Bear, Stearns & Co. said the Internal Revenue Service will face a fight over its attempt to retroactively close a tax loophole for issuers of so- called step-down REIT preferred securities.
Frederick Khedouri, senior managing director of Bear Stearns' financial institutions group, said his firm is not alone in trying to save the loophole for securities that have already been issued. The issuers, the law firms that advised them, and investors also have joined the battle, he said.
"We haven't seen the last word on this," Mr. Khedouri said. "A lot of people will be harmed by the Treasury's actions. The issuers themselves are very large and capable enterprises and many of them are quite actively seeking ways to bring this issue into broader debate."
Bear Stearns, which had missed out on the flurry of trust-preferred security deals that started last fall, marketed the step-down REIT preferred securities aggressively, hoping to cash in on issuers' desire for a tax-advantaged financing. More than $10 billion of the securities have been issued by industrial companies and banks.

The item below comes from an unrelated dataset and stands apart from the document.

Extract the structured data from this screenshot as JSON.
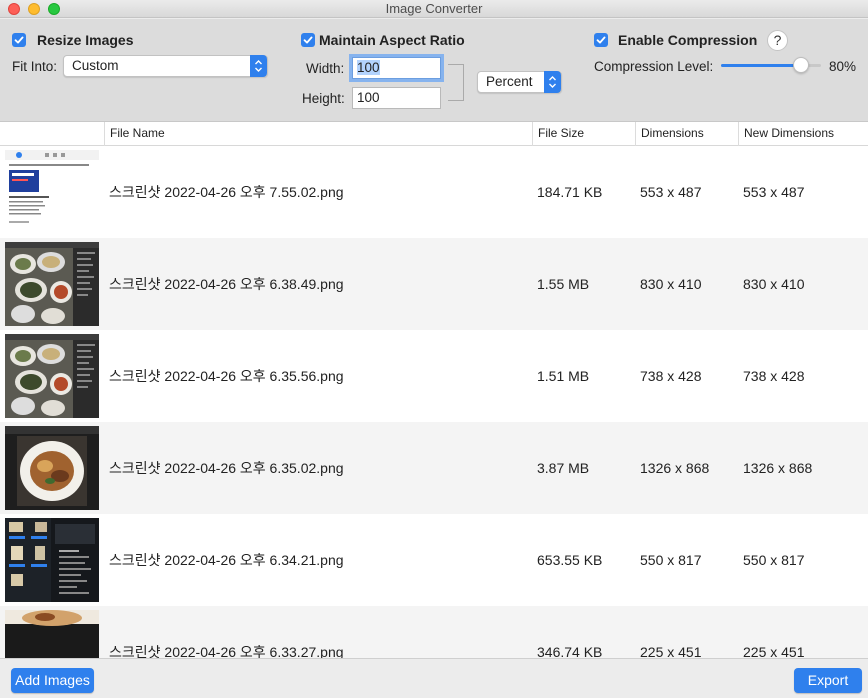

Wall Street observers said the IRS' pronouncement was especially damaging to Bear Stearns, which has underwritten 14 deals for about $7 billion. Morgan Stanley & Co. also has underwritten a number of issues.
The majority of issuance has come from industrial companies, but Republic New York Corp., which did two deals, and Norwest Corp. have issued as well.
Barnett Banks Inc. reportedly withdrew its deal just before the IRS made its announcement. The Federal Home Loan Mortgage Corp.-Freddie Mac-has issued between $3.5 billion and $4 billion.
"A large number of tax lawyers reviewed this structure and we issued it based on the law as it was understood," said Mr. Khedouri. "That is why we have a high degree of confidence in the validity of the structure ... a major issue is that the Treasury's position is one that is not supported by existing law."
One trader who declined to be identified said that Morgan Stanley & Co., another underwriter of step-down REIT preferred, plans to bring the shelved Barnett issue back to market, because of its confidence in its legal staff.
Morgan Stanley declined to comment.
To issue the securities, companies create and capitalize a Real Estate Investment Trust. The REIT then issues preferred stock, which is offered to investors with a 13% to 14% dividend. In the 10th year the dividend "steps down" to 1%.
The proceeds from the preferred are used to buy a mortgage-backed note or similar instrument with a fair-market coupon. Investors receive a 13% to 14% dividend for 10 years, while the parent company deducts the interest on the underlying note.
One Treasury official bluntly described it as "something that is taxable and is being shifted to a nontaxable entity or vice versa."
Other critics charge that the structure enables companies to deduct both interest and principal off the securities.
Mr. Khedouri fumes at such statements.
"No one is deducting principal. People are saying that because they are looking at this on an economic basis," he said. "Looking at this on an economic basis is irrelevant because the instrument is preferred stock, it is genuine equity, and the payments received are dividends and not interest payments."
Mr. Khedouri also argues that the blow that step-down REIT preferreds have taken is not much different from the hit that other securities could take if Congress rules in favor of an anti-hybrid securities proposal, which wants to eliminate the tax deductibility of many securities.
"The best parallel is the trust-preferred," said Mr. Khedouri. "The Treasury said we don't like this, we don't want you claiming this tax advantage. And I would observe that all the preferred in most of the proposals says to grandfather these transactions."
Naysayers, however, say that Bear Stearns and other investment firms are unlikely to win their battle to get the securities grandfathered.
A Treasury Department official acknowledged that there is no specific language in the law that bans deducting principal, but added "it is a fundamental precept of the law that you cannot deduct principal."
The bottom line, the official said, is that "This was an abuse of the system and you don't grandfather abuses of the system."
Bear Stearns, however, isn't ready to take no for an answer.
Market sources note that the issue can be pursued in the courts in Congress and through the rule-making procedure that the Treasury undertakes.
"There are a variety of ways the issue can be addressed," said Mr. Khedouri. "The Treasury is not the only actor involved in tax policy."